The MCA has undeniably high-quality and multidisciplinary programs. Its dance performances, for instance, never disappoint. Mariano Pensotti’s Cineastas was one of the most exciting Chicago premieres of a great work of theatre in 2014. The Doris Salcedo exhibition currently on view has reconciled more than one person with the MCA’s treatment of Latin American art, especially following the opportunistic Unbound: Contemporary Art After Frida Kahlo. It is a shame that the MCA’s audience is not as broad and diverse as its programming.
The MCA does a lot for artists. It feels like a safe and exciting place to be invited as an emerging or established artist. Its Chicago Works series, a recurring program showcasing the works of Chicago natives, is a wonderful springboard for artists and a great opportunity for audiences to discover local makers. South Shore resident Faheem Majeed is now part of this series, and his civically engaged practice and involvement with South Side communities could be a wonderful opportunity for an overlooked audience to feel welcome at the MCA.

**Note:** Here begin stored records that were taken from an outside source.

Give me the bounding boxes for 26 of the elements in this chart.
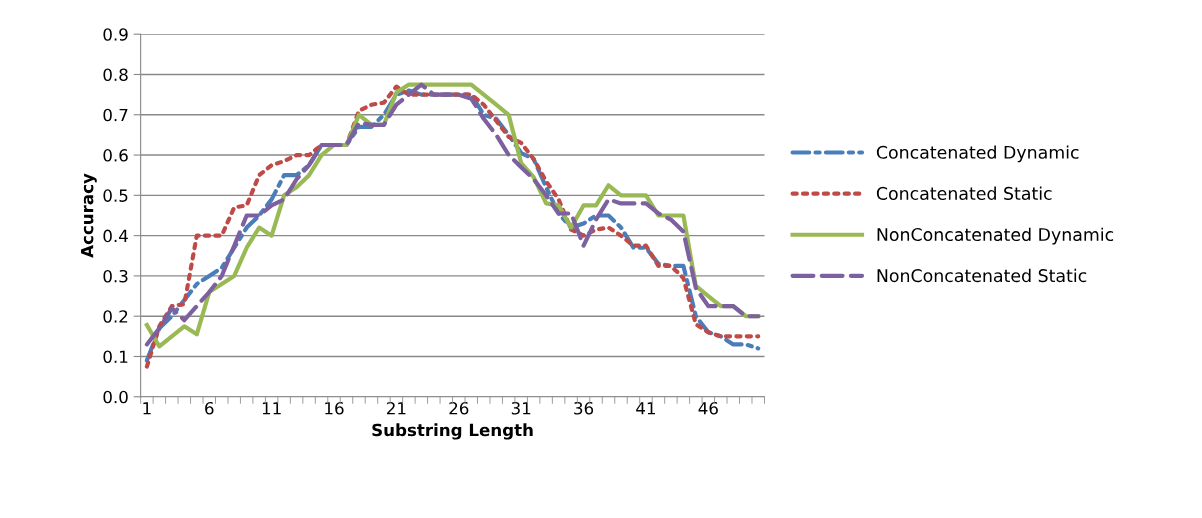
x-tick-label: 1	[143, 402, 151, 415]
y-tick-label: 0.6	[103, 149, 128, 162]
legend-label: Concatenated Dynamic	[876, 145, 1079, 163]
legend-label: NonConcatenated Dynamic	[877, 227, 1114, 245]
x-axis-title: Substring Length	[372, 423, 533, 440]
x-tick-label: 21	[387, 401, 406, 415]
y-tick-label: 0.5	[103, 189, 128, 202]
x-tick-label: 31	[511, 401, 531, 415]
y-tick-label: 0.3	[103, 269, 128, 283]
legend-label: Concatenated Static	[876, 186, 1052, 200]
y-tick-label: 0.8	[103, 68, 128, 82]
x-tick-label: 36	[574, 401, 594, 415]
y-tick-label: 0.9	[103, 28, 128, 41]
legend-label: NonConcatenated Static	[877, 268, 1087, 283]
x-tick-label: 46	[698, 401, 718, 415]
y-axis-title: Accuracy	[81, 173, 97, 258]
x-tick-label: 11	[262, 402, 281, 415]
y-tick-label: 0.4	[103, 229, 128, 243]
x-tick-label: 16	[325, 401, 344, 415]
x-tick-label: 6	[205, 401, 214, 415]
y-tick-label: 0.1	[103, 350, 128, 364]
x-tick-label: 41	[636, 402, 656, 415]
x-tick-label: 26	[449, 401, 469, 415]
y-tick-label: 0.2	[103, 310, 128, 323]
y-tick-label: 0.7	[103, 108, 128, 122]
y-tick-label: 0.0	[103, 390, 128, 404]
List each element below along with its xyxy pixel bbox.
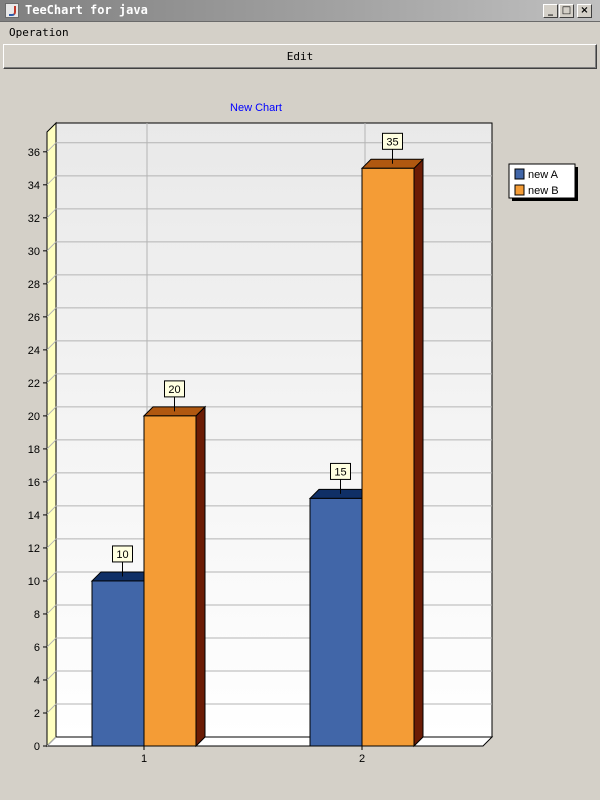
gridline-wall: [46, 307, 57, 318]
close-icon[interactable]: ×: [577, 4, 592, 18]
java-app-icon: [5, 3, 19, 18]
gridline-wall: [46, 439, 57, 450]
gridline-wall: [46, 175, 57, 186]
y-tick-label: 8: [34, 609, 40, 621]
gridline-wall: [46, 208, 57, 219]
y-tick-label: 14: [28, 510, 40, 522]
y-tick-label: 12: [28, 543, 40, 555]
legend: new A new B: [508, 163, 578, 201]
y-tick-label: 20: [28, 411, 40, 423]
window-title: TeeChart for java: [25, 3, 148, 17]
x-tick-label: 2: [359, 753, 365, 765]
legend-swatch: [514, 168, 525, 180]
gridline-wall: [46, 340, 57, 351]
legend-entry: new B: [528, 185, 559, 197]
y-tick-label: 0: [34, 741, 40, 753]
y-tick-label: 6: [34, 642, 40, 654]
gridline-wall: [46, 703, 57, 714]
y-tick-label: 26: [28, 312, 40, 324]
chart-title: New Chart: [230, 102, 282, 114]
gridline-wall: [46, 472, 57, 483]
legend-swatch: [514, 184, 525, 196]
data-label: 15: [334, 466, 346, 478]
x-tick-label: 1: [141, 753, 147, 765]
menu-operation[interactable]: Operation: [9, 26, 69, 39]
data-label-box: [164, 380, 185, 398]
maximize-icon[interactable]: □: [559, 4, 574, 18]
legend-entry: new A: [528, 169, 559, 181]
bar: [309, 497, 363, 747]
y-tick-label: 28: [28, 279, 40, 291]
y-tick-label: 2: [34, 708, 40, 720]
y-tick-label: 24: [28, 345, 40, 357]
gridline-wall: [46, 670, 57, 681]
y-tick-label: 10: [28, 576, 40, 588]
gridline-wall: [46, 637, 57, 648]
minimize-icon[interactable]: _: [543, 4, 558, 18]
gridline-wall: [46, 142, 57, 153]
bar: [361, 167, 415, 747]
data-labels: 10 15 20 35: [112, 132, 403, 577]
y-tick-label: 34: [28, 180, 40, 192]
data-label-box: [330, 462, 351, 480]
y-tick-label: 32: [28, 213, 40, 225]
data-label: 10: [116, 549, 128, 561]
y-tick-label: 16: [28, 477, 40, 489]
gridline-wall: [46, 241, 57, 252]
data-label: 35: [386, 136, 398, 148]
gridline-wall: [46, 604, 57, 615]
y-tick-label: 22: [28, 378, 40, 390]
gridline-wall: [46, 736, 57, 747]
gridline-wall: [46, 373, 57, 384]
bar-side: [413, 158, 424, 748]
y-tick-label: 18: [28, 444, 40, 456]
gridline-wall: [46, 406, 57, 417]
gridline-wall: [46, 571, 57, 582]
data-label-box: [112, 545, 133, 563]
bar-side: [195, 405, 206, 748]
chart-bars: [90, 158, 425, 748]
gridline-wall: [46, 274, 57, 285]
bar: [143, 415, 197, 747]
gridline-wall: [46, 505, 57, 516]
y-tick-label: 30: [28, 246, 40, 258]
y-tick-label: 4: [34, 675, 40, 687]
gridline-wall: [46, 538, 57, 549]
data-label: 20: [168, 384, 180, 396]
window-titlebar: TeeChart for java _ □ ×: [0, 0, 600, 22]
y-tick-label: 36: [28, 147, 40, 159]
menubar: Operation: [0, 23, 600, 42]
data-label-box: [382, 132, 403, 150]
edit-button[interactable]: Edit: [3, 44, 597, 69]
bar: [91, 580, 145, 747]
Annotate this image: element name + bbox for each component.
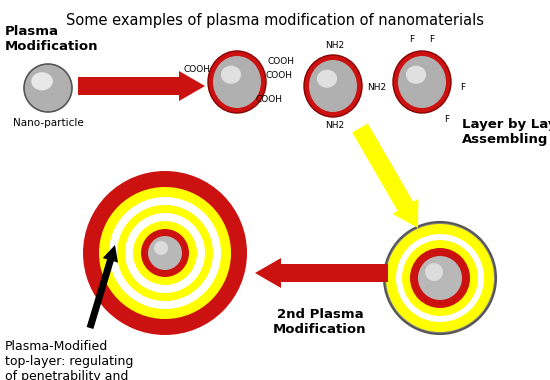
Polygon shape [78, 71, 205, 101]
Ellipse shape [154, 241, 168, 255]
Ellipse shape [393, 51, 451, 113]
Circle shape [386, 224, 494, 332]
Text: NH2: NH2 [326, 41, 344, 51]
Polygon shape [255, 258, 388, 288]
Ellipse shape [317, 70, 337, 88]
Circle shape [396, 234, 484, 322]
Ellipse shape [208, 51, 266, 113]
Text: Plasma-Modified
top-layer: regulating
of penetrability and
sinterability: Plasma-Modified top-layer: regulating of… [5, 340, 133, 380]
Circle shape [141, 229, 189, 277]
Circle shape [109, 197, 221, 309]
Text: Some examples of plasma modification of nanomaterials: Some examples of plasma modification of … [66, 13, 484, 28]
Polygon shape [87, 245, 118, 329]
Text: COOH: COOH [183, 65, 210, 74]
Text: COOH: COOH [266, 71, 293, 81]
Ellipse shape [425, 263, 443, 281]
Ellipse shape [24, 64, 72, 112]
Ellipse shape [406, 66, 426, 84]
Polygon shape [352, 124, 419, 228]
Ellipse shape [221, 66, 241, 84]
Circle shape [83, 171, 247, 335]
Circle shape [418, 256, 462, 300]
Ellipse shape [213, 56, 261, 108]
Circle shape [148, 236, 182, 270]
Ellipse shape [31, 72, 53, 90]
Circle shape [133, 221, 197, 285]
Circle shape [125, 213, 205, 293]
Ellipse shape [304, 55, 362, 117]
Text: COOH: COOH [255, 95, 282, 104]
Text: F: F [430, 35, 434, 43]
Text: F: F [409, 35, 415, 43]
Circle shape [402, 240, 478, 316]
Circle shape [117, 205, 213, 301]
Ellipse shape [398, 56, 446, 108]
Text: F: F [444, 116, 449, 125]
Text: Nano-particle: Nano-particle [13, 118, 84, 128]
Text: 2nd Plasma
Modification: 2nd Plasma Modification [273, 308, 367, 336]
Text: NH2: NH2 [326, 122, 344, 130]
Ellipse shape [309, 60, 357, 112]
Circle shape [99, 187, 231, 319]
Circle shape [384, 222, 496, 334]
Text: NH2: NH2 [367, 84, 386, 92]
Text: Layer by Layer
Assembling: Layer by Layer Assembling [462, 118, 550, 146]
Text: Plasma
Modification: Plasma Modification [5, 25, 98, 53]
Text: F: F [460, 82, 465, 92]
Text: COOH: COOH [267, 57, 294, 66]
Circle shape [410, 248, 470, 308]
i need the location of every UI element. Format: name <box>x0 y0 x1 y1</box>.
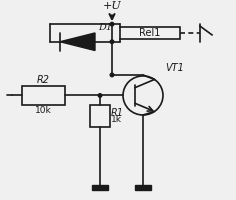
Text: 10k: 10k <box>35 106 52 115</box>
Circle shape <box>110 73 114 77</box>
Circle shape <box>98 94 102 97</box>
Text: Rel1: Rel1 <box>139 28 161 38</box>
Bar <box>22 86 65 105</box>
Polygon shape <box>60 33 95 51</box>
Bar <box>120 27 180 39</box>
Text: R1: R1 <box>111 108 124 118</box>
Bar <box>92 185 108 190</box>
Circle shape <box>110 22 114 26</box>
Circle shape <box>110 40 114 43</box>
Bar <box>135 185 151 190</box>
Text: R2: R2 <box>37 75 50 85</box>
Text: D1: D1 <box>98 23 112 32</box>
Bar <box>90 105 110 127</box>
Text: +U: +U <box>103 1 121 11</box>
Text: VT1: VT1 <box>165 63 184 73</box>
Text: 1k: 1k <box>111 115 122 124</box>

It is unfortunate that a brand new restaurant is the MCA’s most promoted tactic for creating a more accessible museum, because one must wonder whether the true motivation for the Vision Campaign is the museum’s reputation. It is okay for a museum to want to build its reputation as an institution, to host blockbuster exhibitions, and to have a fancy restaurant. It takes all kinds of museums to make up an art world. It is not okay to talk about accessibility when what is being most promoted will likely only recreate existing power dynamics in the arts. People who do not have the social and financial means to access museums probably do not have the means to access restaurants either.